Le nouveau spectacle de Fredericks-Goldman-Jones, dont c'était la deuxième date seulement, est du même tonneau que ses prédécesseurs : il réussit à marier le gigantisme d'une superproduction avec l'intimisme d'un ton proche et sympathique. La puissance avec la douceur.
Et, avec deux petits films bouleversants d'humanité insérés dans le corps du concert, le chanteur français parvient même à faire plus fort encore en secouant une audience qui s'en retournera le cœur léger, la tête emplie des voix chaudes et vibrantes du Chœur de l'ex-Armée Rouge.
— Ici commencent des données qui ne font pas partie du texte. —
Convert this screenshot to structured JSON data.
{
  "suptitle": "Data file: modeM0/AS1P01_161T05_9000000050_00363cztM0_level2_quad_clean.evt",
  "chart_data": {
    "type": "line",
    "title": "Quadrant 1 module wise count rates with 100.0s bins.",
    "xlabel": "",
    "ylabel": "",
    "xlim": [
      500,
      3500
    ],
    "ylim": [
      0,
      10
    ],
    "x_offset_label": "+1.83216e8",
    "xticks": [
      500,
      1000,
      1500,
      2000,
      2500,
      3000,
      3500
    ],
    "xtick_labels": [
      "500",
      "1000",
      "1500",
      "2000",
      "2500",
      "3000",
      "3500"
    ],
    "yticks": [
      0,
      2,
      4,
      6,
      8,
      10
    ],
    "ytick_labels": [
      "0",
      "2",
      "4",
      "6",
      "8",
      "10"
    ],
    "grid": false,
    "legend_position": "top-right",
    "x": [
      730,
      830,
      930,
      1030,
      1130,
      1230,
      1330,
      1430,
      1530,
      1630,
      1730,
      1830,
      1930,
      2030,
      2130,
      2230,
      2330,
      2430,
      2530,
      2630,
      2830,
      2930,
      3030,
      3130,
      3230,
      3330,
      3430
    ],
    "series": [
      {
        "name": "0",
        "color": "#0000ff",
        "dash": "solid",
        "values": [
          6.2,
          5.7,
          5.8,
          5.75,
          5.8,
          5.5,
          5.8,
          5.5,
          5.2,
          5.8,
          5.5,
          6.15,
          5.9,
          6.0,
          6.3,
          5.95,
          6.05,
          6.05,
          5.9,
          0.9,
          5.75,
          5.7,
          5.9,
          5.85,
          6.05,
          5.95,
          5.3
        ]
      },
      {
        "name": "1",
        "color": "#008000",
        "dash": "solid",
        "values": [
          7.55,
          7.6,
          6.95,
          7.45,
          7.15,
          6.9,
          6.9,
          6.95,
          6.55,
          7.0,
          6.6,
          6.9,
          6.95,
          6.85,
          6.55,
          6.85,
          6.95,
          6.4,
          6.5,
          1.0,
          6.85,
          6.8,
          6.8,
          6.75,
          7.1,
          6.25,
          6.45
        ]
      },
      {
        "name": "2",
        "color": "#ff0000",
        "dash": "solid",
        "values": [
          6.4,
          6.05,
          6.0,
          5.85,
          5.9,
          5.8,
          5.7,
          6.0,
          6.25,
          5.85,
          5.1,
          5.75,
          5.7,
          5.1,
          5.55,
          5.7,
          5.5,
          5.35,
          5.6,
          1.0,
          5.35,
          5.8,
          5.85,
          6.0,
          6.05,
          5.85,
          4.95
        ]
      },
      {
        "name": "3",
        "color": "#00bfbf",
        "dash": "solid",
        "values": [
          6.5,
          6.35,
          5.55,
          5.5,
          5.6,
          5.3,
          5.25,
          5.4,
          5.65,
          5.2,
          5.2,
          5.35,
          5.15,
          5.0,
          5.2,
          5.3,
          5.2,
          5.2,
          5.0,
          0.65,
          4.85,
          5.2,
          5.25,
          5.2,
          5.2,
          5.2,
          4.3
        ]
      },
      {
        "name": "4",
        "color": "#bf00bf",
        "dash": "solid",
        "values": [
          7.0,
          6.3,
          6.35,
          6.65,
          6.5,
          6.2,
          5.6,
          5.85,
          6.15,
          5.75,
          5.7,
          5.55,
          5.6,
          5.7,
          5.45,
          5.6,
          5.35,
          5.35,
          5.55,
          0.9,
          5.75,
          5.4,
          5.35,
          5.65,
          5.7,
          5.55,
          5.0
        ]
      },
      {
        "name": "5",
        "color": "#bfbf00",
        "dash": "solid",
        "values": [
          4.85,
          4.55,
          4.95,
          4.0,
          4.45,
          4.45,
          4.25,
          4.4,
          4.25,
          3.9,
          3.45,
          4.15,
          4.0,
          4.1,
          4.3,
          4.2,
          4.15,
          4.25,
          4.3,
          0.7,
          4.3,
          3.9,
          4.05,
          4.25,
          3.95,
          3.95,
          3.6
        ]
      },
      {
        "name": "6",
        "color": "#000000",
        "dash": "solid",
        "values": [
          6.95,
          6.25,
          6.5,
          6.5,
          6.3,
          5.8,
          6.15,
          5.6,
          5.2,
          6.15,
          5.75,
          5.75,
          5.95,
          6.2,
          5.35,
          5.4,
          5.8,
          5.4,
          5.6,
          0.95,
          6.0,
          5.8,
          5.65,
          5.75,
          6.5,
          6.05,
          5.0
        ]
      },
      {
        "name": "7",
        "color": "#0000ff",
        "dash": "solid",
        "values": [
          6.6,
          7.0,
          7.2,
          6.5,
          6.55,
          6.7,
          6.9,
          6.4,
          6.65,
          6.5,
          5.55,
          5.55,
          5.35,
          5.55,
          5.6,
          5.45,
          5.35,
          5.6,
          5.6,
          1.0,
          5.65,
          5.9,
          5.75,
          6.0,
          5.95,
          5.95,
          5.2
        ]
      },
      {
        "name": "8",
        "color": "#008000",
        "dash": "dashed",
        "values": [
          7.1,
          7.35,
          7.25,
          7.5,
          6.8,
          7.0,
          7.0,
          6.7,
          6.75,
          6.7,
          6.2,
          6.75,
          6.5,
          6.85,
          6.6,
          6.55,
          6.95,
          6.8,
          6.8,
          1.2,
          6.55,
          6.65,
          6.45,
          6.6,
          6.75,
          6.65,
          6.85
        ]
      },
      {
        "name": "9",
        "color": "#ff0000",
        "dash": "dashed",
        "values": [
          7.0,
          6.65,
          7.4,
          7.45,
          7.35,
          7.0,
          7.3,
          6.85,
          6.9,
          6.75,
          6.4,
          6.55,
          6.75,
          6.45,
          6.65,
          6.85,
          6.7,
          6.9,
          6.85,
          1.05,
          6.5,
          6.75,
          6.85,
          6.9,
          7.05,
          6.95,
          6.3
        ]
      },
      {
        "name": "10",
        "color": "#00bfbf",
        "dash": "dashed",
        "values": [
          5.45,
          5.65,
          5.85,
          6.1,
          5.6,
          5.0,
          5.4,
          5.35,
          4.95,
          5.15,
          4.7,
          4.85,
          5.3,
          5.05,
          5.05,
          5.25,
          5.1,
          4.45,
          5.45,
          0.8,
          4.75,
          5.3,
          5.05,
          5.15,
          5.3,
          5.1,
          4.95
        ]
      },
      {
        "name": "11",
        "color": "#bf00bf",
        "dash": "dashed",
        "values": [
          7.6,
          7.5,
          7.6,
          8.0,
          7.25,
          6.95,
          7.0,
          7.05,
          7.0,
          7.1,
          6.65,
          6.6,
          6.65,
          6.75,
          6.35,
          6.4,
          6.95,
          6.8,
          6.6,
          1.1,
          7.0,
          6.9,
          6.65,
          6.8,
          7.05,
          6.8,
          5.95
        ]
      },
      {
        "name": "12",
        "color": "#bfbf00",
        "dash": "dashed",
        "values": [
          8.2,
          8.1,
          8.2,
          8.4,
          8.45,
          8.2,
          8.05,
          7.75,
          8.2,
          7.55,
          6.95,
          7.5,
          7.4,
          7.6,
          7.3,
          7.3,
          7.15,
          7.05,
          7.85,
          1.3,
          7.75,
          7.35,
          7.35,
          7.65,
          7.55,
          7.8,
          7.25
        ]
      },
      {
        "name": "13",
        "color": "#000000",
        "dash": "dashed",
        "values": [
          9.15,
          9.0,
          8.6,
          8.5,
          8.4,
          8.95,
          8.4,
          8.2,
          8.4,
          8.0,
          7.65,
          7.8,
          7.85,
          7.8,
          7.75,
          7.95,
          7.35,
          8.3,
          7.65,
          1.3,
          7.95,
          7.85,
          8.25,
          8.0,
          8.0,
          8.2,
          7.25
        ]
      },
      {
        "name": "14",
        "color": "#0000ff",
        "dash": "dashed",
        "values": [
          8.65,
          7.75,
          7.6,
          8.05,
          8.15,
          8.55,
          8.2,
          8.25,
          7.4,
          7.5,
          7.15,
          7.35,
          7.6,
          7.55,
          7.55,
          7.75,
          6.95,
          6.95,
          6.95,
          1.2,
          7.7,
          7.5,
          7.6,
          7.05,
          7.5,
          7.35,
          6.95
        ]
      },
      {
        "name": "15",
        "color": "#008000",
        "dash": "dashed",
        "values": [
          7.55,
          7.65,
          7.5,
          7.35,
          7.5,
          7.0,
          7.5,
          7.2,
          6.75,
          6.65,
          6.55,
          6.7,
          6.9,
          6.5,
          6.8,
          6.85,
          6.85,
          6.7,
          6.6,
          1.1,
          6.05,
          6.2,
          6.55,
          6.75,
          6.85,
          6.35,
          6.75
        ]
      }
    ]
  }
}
Une couleur rouge qu'on n'a pas retrouvée que sur le ticket en forme d'étoile mais tout au long d'un spectacle conçu avec un cœur gros comme ça. Et, n'en doutons pas, seul le manque de temps pour tout installer a été la cause des petits ennuis sonores qui se sont produits jeudi soir : ils auront été vite réglés pour les trois autres dates.
(en pages intérieures)
Pluie d'étoiles rouges pour un concert très humain
Comme s'il s'agissait d'un jouet dont il ne se lassera jamais et qu'il aime partager avec d'autres, Jean-Jacques Goldman a toujours aimé les superproductions. Machineries, podiums coulissants, éclairages qui en mettent plein la vue, JJG aime en donner pour son argent à un public dont il veut néanmoins se sentir proche. Gigantisme et intimité font d'habitude difficilement bon ménage. C'est sur cet antagonisme apparent que travaille le chanteur sympa.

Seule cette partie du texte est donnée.